Friday, April 29, 2011

First kites

As you know, I've been thinking about Afghan kites, and I finally saw my first one. I was asked to go to the new building for the Voice of America and Radio Azadi, which is just a few minutes away from the Embassy. There, hanging on the back wall of the garden, were their very own Afghan kites!

So, following the speeches, the ribbon cutting, the trek up to the rooftop terrace, the views over the city, the snacks, and all that, I got my kite, neatly wrapped up in a cloth bag and ready to go. I don't have a picture for you, but soon Radio Azadi kites will be flying over DC.

Saturday, April 23, 2011

New citizens

Some of my colleagues went to Kandahar Airfield for a naturalization ceremony for 50 U.S. servicemen who became U.S. citizens. It turns out that DOD actively supports non-citizen military members who wantUntitled by U.S Embassy Kabul Afghanistan

Untitled, a photo by U.S Embassy Kabul Afghanistan on Flickr.

to become citizens, and the U.S. CIS official flew in from their regional office in Bangkok to administer the oath of citizenship. The folks in the picture above are among our newest citizens. I wasn't part of the contingent, but I thought it was pretty moving.

Earth Day at Kabul University

Kabul University is surprisingly green, especially when you see how dusty Kabul is, and even more when you learn that the campus was a battleground in the civil war here. But even if the campus buildings are a little worn, the grounds are inviting. So the University was a good place for Afghanistan's Earth Day commemoration.

There were speeches galore, and important people, and even more than a few TV cameras. But most impressive were the five women students from the University's Forestry Department who came over to talk to our Ambassador. You can see them on the Embassy's Flickr page. Good English, check. Obviously knowledgeable, check. Utterly confident that they were going to make an important contribution to their country. That's the sort of thing that makes you feel that there's hope.


Saturday, April 16, 2011

How it all started


Over coffee, naturally.

A friendly coffee in the State Department's Foggy Bottom cafeteria with an old colleague turned into, "Can I tell my boss that you'd consider going to Kabul?" And then a phone call from the boss turned into, "We could really use you." Though I think that "you" was a euphemism for "someone" or even "anyone: help!"

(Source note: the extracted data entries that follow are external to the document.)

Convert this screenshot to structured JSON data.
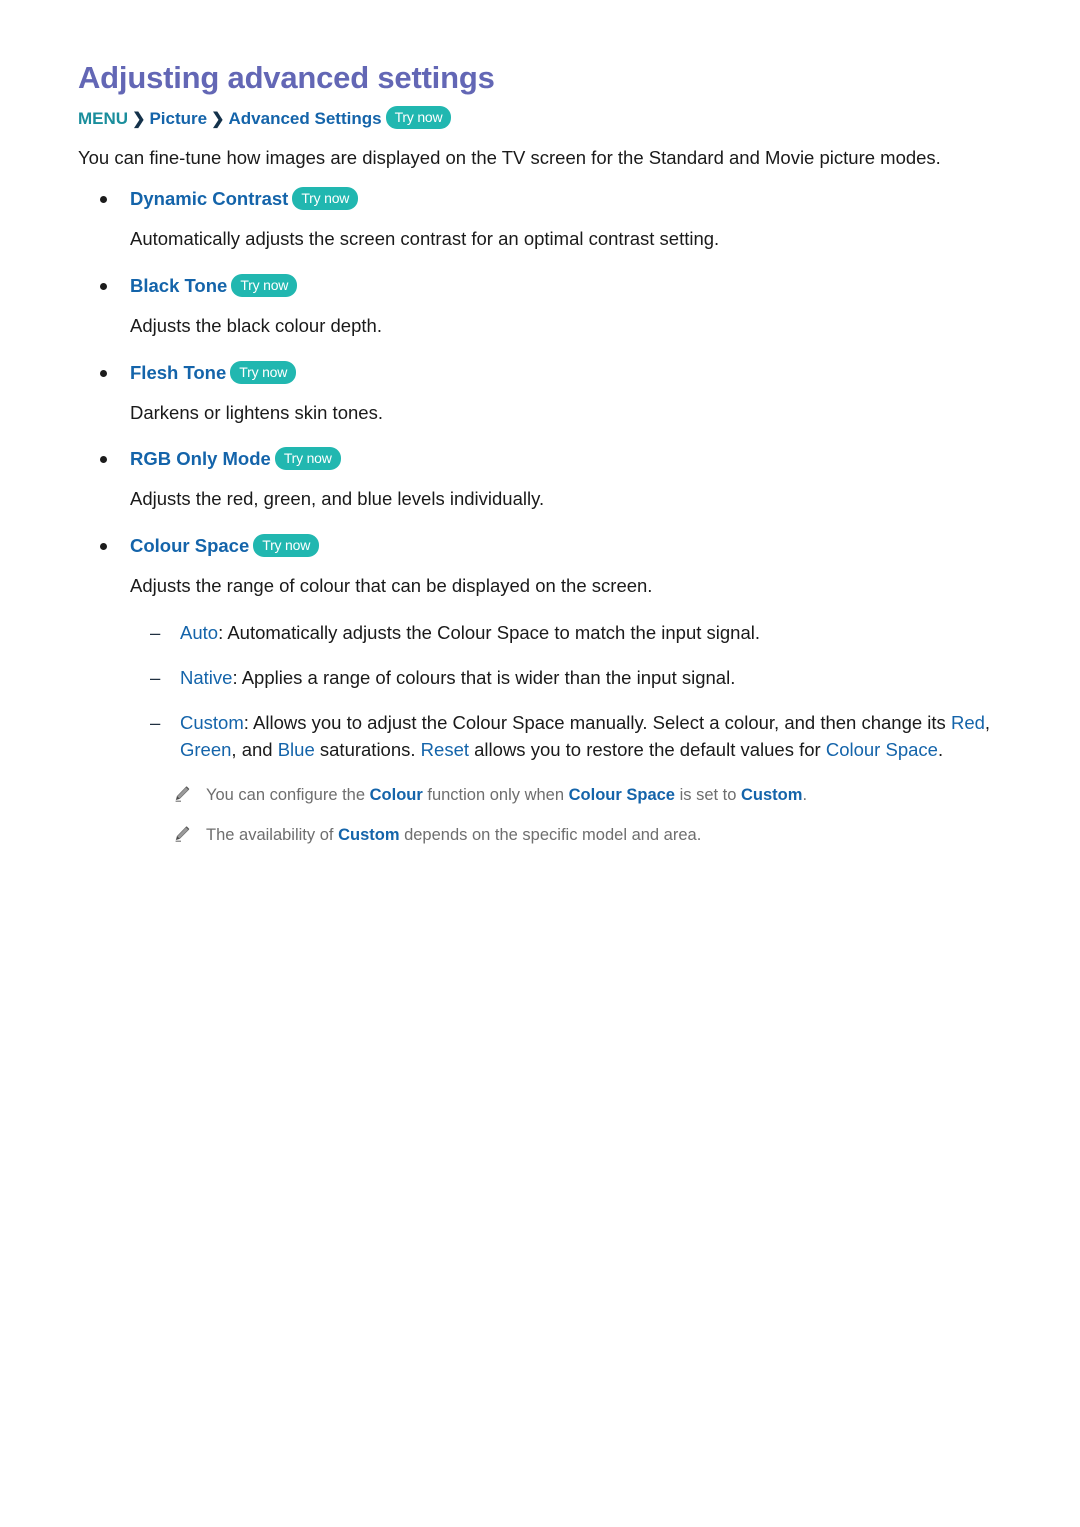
{
  "document": {
    "title": "Adjusting advanced settings",
    "breadcrumb": {
      "menu": "MENU",
      "separator": "❯",
      "path": [
        "Picture",
        "Advanced Settings"
      ],
      "try_now": "Try now"
    },
    "intro": "You can fine-tune how images are displayed on the TV screen for the Standard and Movie picture modes."
  },
  "colors": {
    "title": "#6367b5",
    "heading_blue": "#1464aa",
    "menu_teal": "#1a8e9c",
    "try_now_pill": "#21b7b0",
    "body_text": "#1a1a1a",
    "note_text": "#6e6e6e",
    "note_icon": "#8c8c8c"
  },
  "items": [
    {
      "heading": "Dynamic Contrast",
      "try_now": "Try now",
      "description": "Automatically adjusts the screen contrast for an optimal contrast setting."
    },
    {
      "heading": "Black Tone",
      "try_now": "Try now",
      "description": "Adjusts the black colour depth."
    },
    {
      "heading": "Flesh Tone",
      "try_now": "Try now",
      "description": "Darkens or lightens skin tones."
    },
    {
      "heading": "RGB Only Mode",
      "try_now": "Try now",
      "description": "Adjusts the red, green, and blue levels individually."
    },
    {
      "heading": "Colour Space",
      "try_now": "Try now",
      "description": "Adjusts the range of colour that can be displayed on the screen."
    }
  ],
  "sub_items": {
    "dash": "–",
    "auto": {
      "term": "Auto",
      "text": ": Automatically adjusts the Colour Space to match the input signal."
    },
    "native": {
      "term": "Native",
      "text": ": Applies a range of colours that is wider than the input signal."
    },
    "custom": {
      "term": "Custom",
      "part1": ": Allows you to adjust the Colour Space manually. Select a colour, and then change its ",
      "red": "Red",
      "comma1": ", ",
      "green": "Green",
      "part2": ", and ",
      "blue": "Blue",
      "part3": " saturations. ",
      "reset": "Reset",
      "part4": " allows you to restore the default values for ",
      "colour_space": "Colour Space",
      "part5": "."
    }
  },
  "notes": [
    {
      "icon": "pencil-icon",
      "part1": "You can configure the ",
      "b1": "Colour",
      "part2": " function only when ",
      "b2": "Colour Space",
      "part3": " is set to ",
      "b3": "Custom",
      "part4": "."
    },
    {
      "icon": "pencil-icon",
      "part1": "The availability of ",
      "b1": "Custom",
      "part2": " depends on the specific model and area.",
      "b2": "",
      "part3": "",
      "b3": "",
      "part4": ""
    }
  ]
}
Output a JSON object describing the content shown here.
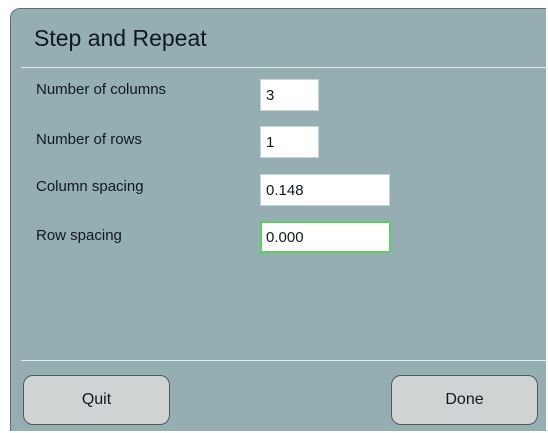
{
  "dialog": {
    "title": "Step and Repeat"
  },
  "fields": {
    "columns": {
      "label": "Number of columns",
      "value": "3"
    },
    "rows": {
      "label": "Number of rows",
      "value": "1"
    },
    "column_spacing": {
      "label": "Column spacing",
      "value": "0.148"
    },
    "row_spacing": {
      "label": "Row spacing",
      "value": "0.000"
    }
  },
  "buttons": {
    "quit_label": "Quit",
    "done_label": "Done"
  },
  "colors": {
    "dialog_background": "#94aeb1",
    "focus_border": "#5bd060",
    "button_background": "#cfd3d3"
  }
}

I've all too often found my jobs, not exactly through networking, but rather through serendipity. I tell people, and it's nearly true, that I joined the Foreign Service because it was raining one Saturday morning in Brooklyn, so I took the Foreign Service exam in the main post office, rather than get wet. It is the absolute truth that I got my first Foreign Service posting, in Ivory Coast, because it was the available French-language assignment, I spoke French, and, having recently finished graduate school, I had little appetite for a year learning, say, Czech or Mongolian. And when I left the Foreign Service, sure I would never return to the State Department, a phone call inviting me to work on cultural exchanges with Iran, a land that had always been mysteriously attractive for me, was all it took to entice me back.

So it was natural that when Kabul came calling, I went willingly, entranced perhaps by the mythology of the Silk Road and the curiosity of a huge Embassy in a war zone. My boss, who had served in Iraq, wondered why I wanted to go; his boss thought it would be a great adventure and learning experience; his boss (there's no shortage of hierarchy where I work) worried about who would do my work. And Fidy said, "Go!"

But the truth is, I was sent on a mission. Not a political or evangelical mission; democratizing the world was far from this commander's orders. My mission was simple: "Bring back an Afghan kite!"

Friday, April 15, 2011

By way of a beginning


This is a beginning from the middle. With all good intentions, I had planned this to be a travel diary, or at least a teenager's journal of random notes, fears and aspirations. Instead, I've been in Kabul a full week already without a single word posted. So, let's start from the middle...

From the "hooch" - which everyone except me knew was the basic lodging offered to Embassy staff. When I'm polite, I tell my family it's a trailer - and it is, in a way, with what I imagine to be all the comforts of a modest mobile home: bed, dresser, desk, sink, toilet, shower, microwave plus a big flat screen TV, all provided by the Embassy. And really, it's fairly comfortable if small. The hot water works 24/7, the toilet flushes, there are thirty or more stations of cable television.

The truth is, though, that the hooch is not a trailer. It won't trail anything; it never had wheels; it will never know the joys of the open road. It is not an RV just waiting to set out for the back woods of Afghanistan.

The truth is, the hooch is a container, fixed up and reconstituted for human life. It is utilitarian, without any hope of having an emotional connection with its occupant. It exists in vast organized rows, never to be alone. It is meant to be temporary (and indeed, a couple of dozen of them disappeared from their site the other day). The hooch is the empty shell on the beach, occupied by the hermit crab but eventually abandoned.